GRR MySQL "Max Allowed Packet" Error / Hunt's are not working #599

n3x77 · 2018-06-18T09:36:56Z

Dear users,

we have some real performance Issues with GRR at the moment. To give you a better understanding we use GRR Version 3.2.2.0 with MySQL and roughly 4000 Clients.

The GRR landscape is distributed across multiple servers (Ubuntu 16.04):

2x HTTP Frontend-server behind NGINX reverse Proxy
2x Worker Server (With 2 GRR-Worker processes)
1x UI-Server
1x MySQL-Datastore (with 2 GRR-Worker processes

At the moment we're not able to schedule any hunt on the system.

The logs show the following errors:
"mysql_advanced_data_store: Operational Error: 1205 Lock wait timeout exceeded. Try restarting transaction. This may be due to an incorrect mysql "max_allowed_packet" setting (try increasing it).

We've tired values up to 2048MB, but this did not help. Another thing is that on the grr admin server we have a lot of socket in Status "Close_Wait".

I will add the current GRR-Settings and Mysql-Settings that we're using:

GRR:

Threadpool.size = 50
Worker.queue_shards = 8
Mysql.conn_pool_max = 50
Mysql.conn_pool_min = 10
Mysql.max_connect_wait = 0
Mysql.max_query_size = 8388608
Mysql.max_retries = 10
Mysql.max_values_per_query = 10000

Mysql: max_allowed_packet = 512M

Does anybody in this group have the same problems with the current grr ersion installed from the deb package? Or could you please give us some hints that may help gettimg grr up and running again?

Thanks for your help,
Cheers
Sven

The text was updated successfully, but these errors were encountered:

n3x77 · 2018-06-18T11:59:36Z

To add we're using Percona Server 5.6 from the default Ubuntu Repository.

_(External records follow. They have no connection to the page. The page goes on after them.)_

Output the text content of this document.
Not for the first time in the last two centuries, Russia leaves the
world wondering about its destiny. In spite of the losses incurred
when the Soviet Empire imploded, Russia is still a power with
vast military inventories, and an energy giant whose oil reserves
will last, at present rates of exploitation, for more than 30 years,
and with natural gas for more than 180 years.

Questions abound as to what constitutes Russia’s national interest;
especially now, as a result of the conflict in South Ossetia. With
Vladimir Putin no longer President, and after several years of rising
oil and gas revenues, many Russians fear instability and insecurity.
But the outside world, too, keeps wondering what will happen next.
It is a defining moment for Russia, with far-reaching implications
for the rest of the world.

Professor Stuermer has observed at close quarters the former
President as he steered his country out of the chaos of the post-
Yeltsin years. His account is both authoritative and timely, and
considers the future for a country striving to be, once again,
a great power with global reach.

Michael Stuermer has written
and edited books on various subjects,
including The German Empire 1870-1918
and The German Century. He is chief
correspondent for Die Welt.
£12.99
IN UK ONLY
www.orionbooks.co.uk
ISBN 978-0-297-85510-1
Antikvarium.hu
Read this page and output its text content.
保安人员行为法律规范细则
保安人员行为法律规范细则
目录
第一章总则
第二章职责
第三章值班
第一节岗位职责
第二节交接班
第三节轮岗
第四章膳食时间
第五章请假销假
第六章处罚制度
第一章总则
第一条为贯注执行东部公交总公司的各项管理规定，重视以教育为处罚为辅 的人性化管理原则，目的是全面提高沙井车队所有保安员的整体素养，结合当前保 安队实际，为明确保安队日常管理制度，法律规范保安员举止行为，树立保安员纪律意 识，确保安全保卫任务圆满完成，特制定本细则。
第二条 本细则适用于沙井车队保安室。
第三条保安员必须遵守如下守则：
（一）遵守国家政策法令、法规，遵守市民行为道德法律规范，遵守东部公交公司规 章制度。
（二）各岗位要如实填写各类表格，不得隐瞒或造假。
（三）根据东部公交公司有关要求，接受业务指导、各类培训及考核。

pidydx · 2018-06-18T14:47:12Z

What hardware specs are being used for the database server?
Do you have problems with other parts of the system or only hunts?
What is the cpu load on the database server when it is having problems?

n3x77 · 2018-06-19T08:48:10Z

Hi, the database is an azure instance with the following specs:

16 CPUs
112 GB memory
128 GB HDD (Caching)
The database is stored on another partition (HDD)

The funny thing is that the database server is idle and has load average of 2.0. So it seems that there is not really a performance issue.

pidydx · 2018-06-19T19:34:55Z

Nothing here looks particularly out of line. There was some functionality added that uses a method called ScanAttributes that can be extremely inefficient on the existing MySQLAdvancedDataStore, but that is usually associated with having problems retrieving results from hunts more than creating them.

Is there anything in the slow query log?
Are the cron based hunts like the weekly interrogate working?
Are clients still checking in?
Can you run flows on clients?

n3x77 · 2018-06-20T08:10:43Z

Do you know if there are any problems using Percona DB? We're currently running on percona server 5.6?

The clients are connecting. I will check the slow query log and the interrogate flow.

n3x77 · 2018-07-18T10:18:23Z

So to give you an update.

We did the following things on the datastore server:

Upgrade from Percona 5.6 to Percona 5.7
Upgrade the datastore from Drives to SSD
Activated performance sheet and did some tweaking with mysqltuner

We still get the max_allowed_packet warning but it seems that error message is misleading. The db looks fine, we also startet some hunting for registry keys and the performance looks much better.

The clients connect to the grr server through an nginx reverse proxy. On this proxy we get the following alert message in the nginx log:
open socket #xxx left in connection ##

So after a while the nginx proxy cannot handle the incoming connections from grr any more. Do you have a clue why these sockets are not closed correctly on the nginx server?

Thanks

grrrrrrrrr · 2018-07-23T15:02:58Z

Hm have you looked at the frontend debug logs? It should log the time each request from a client takes, if there is an increase over time in that value, there might be some data store issue.

What you could also look at, not sure if possible at this point, is if the same message about open connections also happens when the system is not loaded - very few connected clients for example. Maybe there is some general issue that connections don't get closed properly, could be in GRR itself or a weird interaction with nginx.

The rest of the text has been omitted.